Saturday, June 16, 2007

New Mexican Aztecs

Leaving Durango and driving south into New Mexico was an easy and pleasant drive through Cuba, close to Los Alamos and ending in Santa Fe. Close to the town of Aztec we saw a National Park Service sign for something called Aztec Ruins so we stopped in at the Aztec Visitors Center which like a lot of small towns in the USA has visitor facilities, including the all important restrooms, funded by the local chamber of commerce in a modern building just off the main highway. Two local volunteer ladies directed us towards the NPS site and off we went to find it. And what a fascinating few hours we spent there.
Briefly the early Spanish explorers into this area in the 1500s came across the site and incorrectly thought that the people who had built the structures there were Aztecs. Even though it became clear in years to come that the builders were actually the ancestors of many Southwestern tribes, the 'Aztec' name persisted. After a 30 minute film show in the park's visitors' centre which explained the known background of the builders of the site we went out and followed a carefully marked out trail that ran above, around and through the ruins. Originally built in the 1100s by the ancestors of the present day Pueblo people, the site may have become an important centre of commerce and religion in the area as the influence of the community of the fairly distant Chaco Canyon waned after 1100. Possibly because of a series of recurring droughts in the late 1200s the ancestral Pueblo people abandoned the site around the early 1300s and apart from treasure hunters in the 1880s, the ruins which were by now well covered with sand and scrub were not excavated until the early 1990s. What was found when the debris was removed was a remarkable series of stone built structures, some with wood and rush ceilings and floors still intact, one, two or three stories high, together with a variety of food remains, cotton and feather clothing, stone and wooden tools as well as jewellery made from obsidian, shells and turquoise. Associated with each group of stone 'houses' was a larger or smaller structure called a 'kiva' which is similar to the ceremonial rooms used by present day Pueblo peoples. And how the largest kiva in Aztec Ruins has been reconstructed is what concerns me.

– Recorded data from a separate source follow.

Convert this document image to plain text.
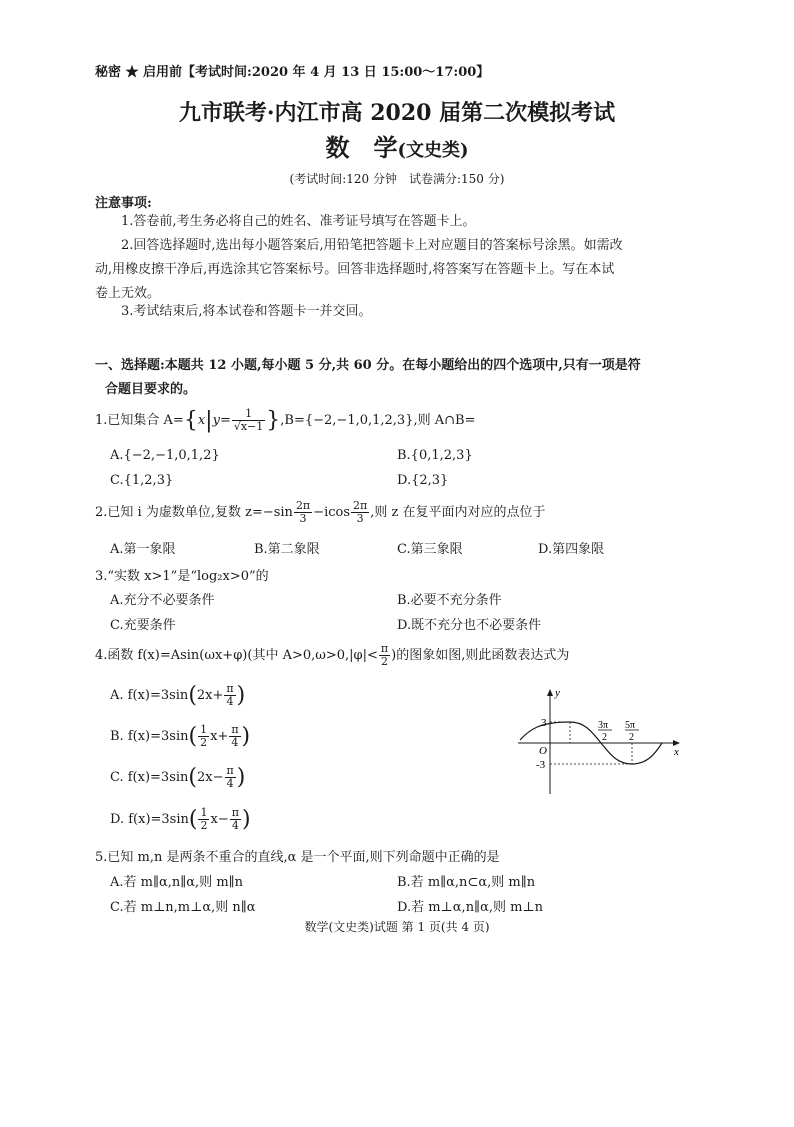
秘密 ★ 启用前【考试时间:2020 年 4 月 13 日 15:00～17:00】
九市联考·内江市高 2020 届第二次模拟考试
数　学(文史类)
(考试时间:120 分钟　试卷满分:150 分)
注意事项:
1.答卷前,考生务必将自己的姓名、准考证号填写在答题卡上。
2.回答选择题时,选出每小题答案后,用铅笔把答题卡上对应题目的答案标号涂黑。如需改
动,用橡皮擦干净后,再选涂其它答案标号。回答非选择题时,将答案写在答题卡上。写在本试
卷上无效。
3.考试结束后,将本试卷和答题卡一并交回。
一、选择题:本题共 12 小题,每小题 5 分,共 60 分。在每小题给出的四个选项中,只有一项是符
合题目要求的。
1.已知集合 $A=\{x|y= \frac{1}{√x-1} \},B=\{-2,-1,0,1,2,3\}$,则 A∩B=
A.{−2,−1,0,1,2}	B.{0,1,2,3}
C.{1,2,3}	D.{2,3}
2.已知 i 为虚数单位,复数 $z=-\sin \frac{2\pi}{3} -icos \frac{2\pi}{3}$ ,则 z 在复平面内对应的点位于
A.第一象限	B.第二象限	C.第三象限	D.第四象限
3.“实数 x>1”是“log₂x>0”的
A.充分不必要条件	B.必要不充分条件
C.充要条件	D.既不充分也不必要条件
4.函数 f(x)=Asin(ωx+φ)(其中 $A>0,\omega>0,|\varphi|< \frac{\pi}{2}$ )的图象如图,则此函数表达式为
A. $f(x)=3\sin(2x+ \frac{\pi}{4}$ )
B. $f(x)=3\sin( \frac{1}{2} x+ \frac{\pi}{4}$ )
C. $f(x)=3\sin(2x- \frac{\pi}{4}$ )
D. $f(x)=3\sin( \frac{1}{2} x- \frac{\pi}{4}$ )
y
x
O
3
-3
3π
2
5π
2
5.已知 m,n 是两条不重合的直线,α 是一个平面,则下列命题中正确的是
A.若 m∥α,n∥α,则 m∥n	B.若 m∥α,n⊂α,则 m∥n
C.若 m⊥n,m⊥α,则 n∥α	D.若 m⊥α,n∥α,则 m⊥n
数学(文史类)试题 第 1 页(共 4 页)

Over a number of years the foremost excavator of the site, Earl Morris, decided that he knew how an original kiva looked and using this 'knowledge' he oversaw a reconstruction of the largest kiva into a form that he thought was how it had looked in the heyday of the settlement in the mid to late 1200s. While the reconstruction certainly is impressive the problem is that later scholars now dispute whether Morris's reconstruction is truly representative of what the kiva really looked like.
The question is should an existing archaeological site be rebuilt to represent what one person or groups of people think it looked like when it was first built or is it more responsible to leave a structure as it was found after excavation, not adding on any 'modern' timbers and stones. To my mind the reconstruction is wrong; a modern 'replica' could have been put up - or in this case it would have been more accurate to say could have been dug down as well as put up - but the remains of the original build should have been left untouched. But then, what do I know?